This started off as a pleasant and fun 3 star read for me, and then in the second half it really lost its wheels.
A note: I didn’t realize this was part of a series when I started, and while I think it did fine as a standalone (the very beginning and end have some characters that presumably are dealt with in the first book) the majority of it is self-contained. It’s possible some of my complaints would be dealt with in the first book, however as I will note when they come up, they should have been addressed in this book anyway.
This reads a lot like a script for GBBO
I mean this very strongly. While the GBBO is lovely, and I enjoy watching it, this dominated the book to a degree that it lost it’s shine. It was fun in the beginning and could make a good framing device, but the sheer amount of detail ended up making it feel more like a recap of the show or a recipe book. It lacked balance here, I think.
The magic
This is one of those things that maybe was addressed in the first book, but I strongly feel should have been explained in this book anyway. It’s good to remind readers about this kind of plot-critical mechanic. It was frustrating to be wondering what she could do to the point it felt a little like deus ex machina at times.
My gripe here is that I never quite understood what the heck she could do with her magic. She can use it …in baking. Only in baking? Can she infuse anything into it? It reads like she bakes compulsions, which I am …iffy about on a moral level here. I understand the whole mission of murdering horrible men (we will ignore the problems of ignoring female abusers for the sake of plot) to rescue women in need, always a fan of poisoning terrible people, but the way she uses it during the contest made me less a fan. It’s a shotgun approach and she manages to take out several innocent bystanders with it (makes one of the judges brutally honest and he then absolutely shreds another contestant unfairly) which I do not respect. If it was targeted that would be one thing, but she hits everyone and everything without seeming to care much.

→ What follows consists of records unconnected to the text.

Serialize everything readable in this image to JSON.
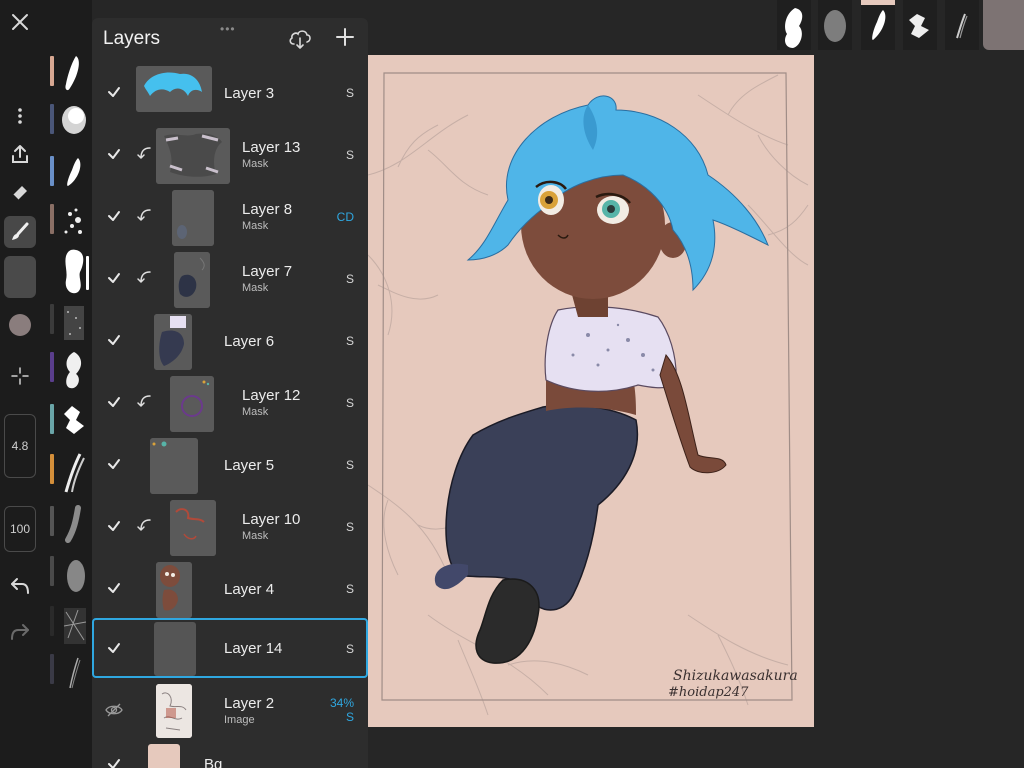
{
  "toolbar": {
    "size_value": "4.8",
    "opacity_value": "100"
  },
  "colors": {
    "accent": "#2fa7e0",
    "current_color": "#7d7373",
    "canvas_bg": "#e6c9bd"
  },
  "brush_strip": {
    "tag_colors": [
      "#d7a892",
      "#4a5678",
      "#6a90c8",
      "#8a6f65",
      "#ffffff",
      "#3b3b3b",
      "#5a3e8c",
      "#6aa5a8",
      "#d48f3a",
      "#555555",
      "#4a4a4a",
      "#2a2a2a",
      "#3a3a46"
    ]
  },
  "layers": {
    "title": "Layers",
    "items": [
      {
        "name": "Layer 3",
        "sub": "",
        "blend": "S",
        "visible": true,
        "clipped": false
      },
      {
        "name": "Layer 13",
        "sub": "Mask",
        "blend": "S",
        "visible": true,
        "clipped": true
      },
      {
        "name": "Layer 8",
        "sub": "Mask",
        "blend": "CD",
        "visible": true,
        "clipped": true
      },
      {
        "name": "Layer 7",
        "sub": "Mask",
        "blend": "S",
        "visible": true,
        "clipped": true
      },
      {
        "name": "Layer 6",
        "sub": "",
        "blend": "S",
        "visible": true,
        "clipped": false
      },
      {
        "name": "Layer 12",
        "sub": "Mask",
        "blend": "S",
        "visible": true,
        "clipped": true
      },
      {
        "name": "Layer 5",
        "sub": "",
        "blend": "S",
        "visible": true,
        "clipped": false
      },
      {
        "name": "Layer 10",
        "sub": "Mask",
        "blend": "S",
        "visible": true,
        "clipped": true
      },
      {
        "name": "Layer 4",
        "sub": "",
        "blend": "S",
        "visible": true,
        "clipped": false
      },
      {
        "name": "Layer 14",
        "sub": "",
        "blend": "S",
        "visible": true,
        "clipped": false,
        "selected": true
      },
      {
        "name": "Layer 2",
        "sub": "Image",
        "blend": "S",
        "opacity": "34%",
        "visible": false,
        "clipped": false
      },
      {
        "name": "Bg",
        "sub": "",
        "blend": "",
        "visible": true,
        "clipped": false
      }
    ]
  },
  "canvas": {
    "signature_line1": "Shizukawasakura",
    "signature_line2": "#hoidap247"
  }
}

The concept was intriguing and I liked parts of it, but the haphazard collateral damage approach was less admirable for what is a more fluffy book.
Her innate suspicion of men to the extent of being blind
Ok, this one is hard to phrase. It works well as a character flaw - it makes perfect sense given her side business, but it was very frustrating to read how completely biased she was. It was most notable between Nell and Tony after the police interviews. Suddenly the implications that Tony killed someone (no details!) means that he went from shy man to lethal threat with zero proof. (And as we learn later, she is horribly wrong about him. bitch.)

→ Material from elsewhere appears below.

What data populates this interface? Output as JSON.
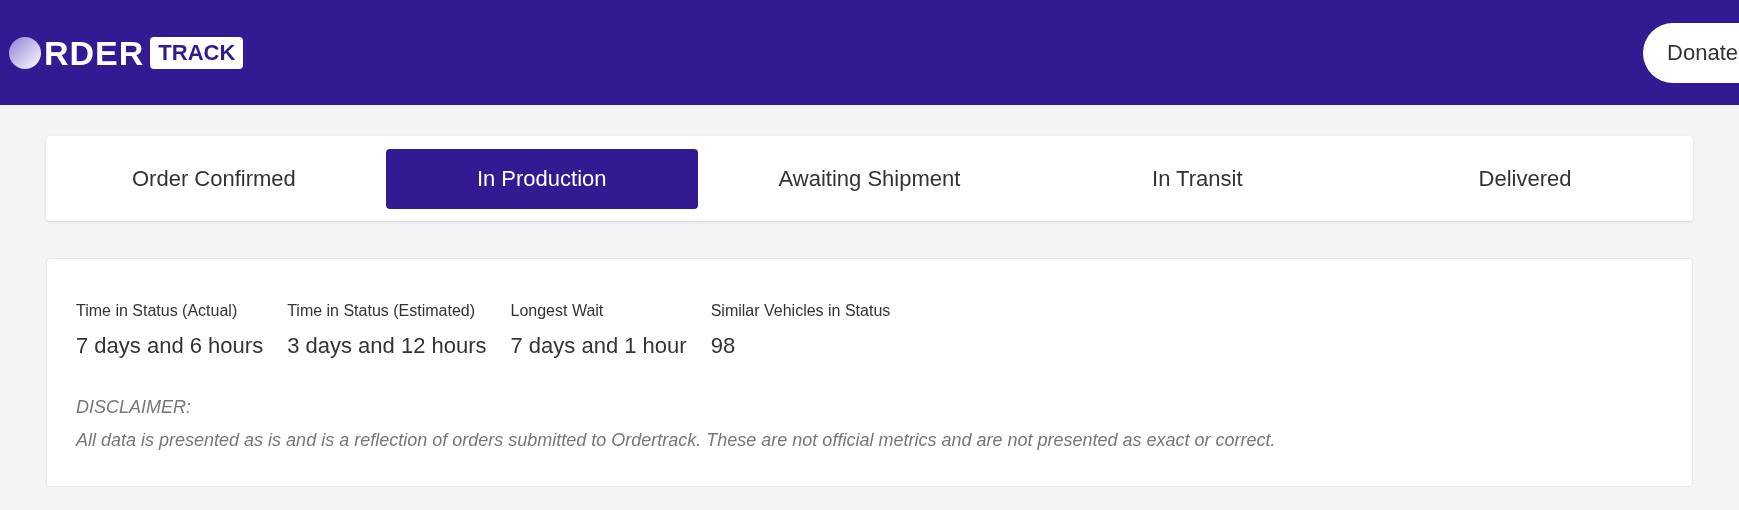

On the other side, when the cops insinuate the exact same thing about poor little Nell, she is immediately on her defense, no question about it. That level of blindness made me distrustful of her ability to judge her murders to be honest, which …yeah. Distracting.

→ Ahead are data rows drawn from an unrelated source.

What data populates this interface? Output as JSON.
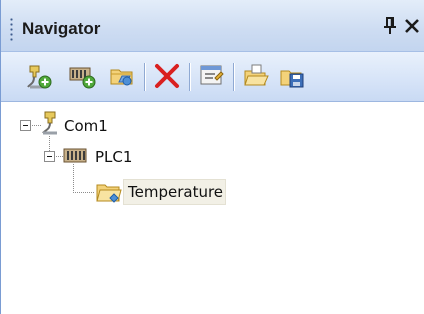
{
  "panel": {
    "title": "Navigator",
    "pin_glyph": "p",
    "close_glyph": "✕"
  },
  "toolbar": {
    "buttons": [
      {
        "name": "add-port",
        "icon": "connector-add-icon"
      },
      {
        "name": "add-device",
        "icon": "device-add-icon"
      },
      {
        "name": "add-group",
        "icon": "folder-add-icon"
      },
      {
        "name": "delete",
        "icon": "delete-icon"
      },
      {
        "name": "properties",
        "icon": "properties-icon"
      },
      {
        "name": "open",
        "icon": "open-folder-icon"
      },
      {
        "name": "save",
        "icon": "save-icon"
      }
    ]
  },
  "tree": {
    "nodes": [
      {
        "label": "Com1",
        "icon": "connector-icon",
        "level": 0,
        "expanded": true
      },
      {
        "label": "PLC1",
        "icon": "plc-device-icon",
        "level": 1,
        "expanded": true
      },
      {
        "label": "Temperature",
        "icon": "tag-folder-icon",
        "level": 2,
        "selected": true
      }
    ]
  },
  "colors": {
    "header_gradient_top": "#e3edf9",
    "header_gradient_bottom": "#c3d5ef",
    "delete_red": "#d92020",
    "selection_bg": "#f2f0e6"
  }
}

Her abject failure as an amateur sleuth and the nonsensical justifications for it
This one is a major flaw in the book in my opinion. There is zero reason - she is reassured by her magical hacker friend or whatever - for anyone to connect her to the dead judge. And yet she continues to pry into the crime for…reasons? The blurb suggests that she’s under threat of discovery and that’s why she does it, but she never is. It has nothing to do with her. Less than nothing considering the reveal!
This did not pass the suspension of disbelief test, which for me is about as high a hurdle as a piece of spaghetti on the ground that's been stepped on. I couldn't buy that she could do or infer any of these things (and many made no sense), and I was constantly irritated by her general incompetence and nonsensical motivations.
general plot notes
More of a summary of the issues: this failed to balance the baking and the crime mystery and her side business. It felt scattered and jumpy at times, and that feeling really increased for me as the book continued.
I was also zero percent a fan of how self-centered she was. She was already a right bitch to Tony earlier, and then she ruins his moment of happiness by jumping on a table to solve the crime like a total loser. It was just so cheesy and rude. I don’t know. It really rubbed me the wrong way.
Overall, while the start was interesting, the concept kind of cute and something I was curious about, this did not deliver on any front for me.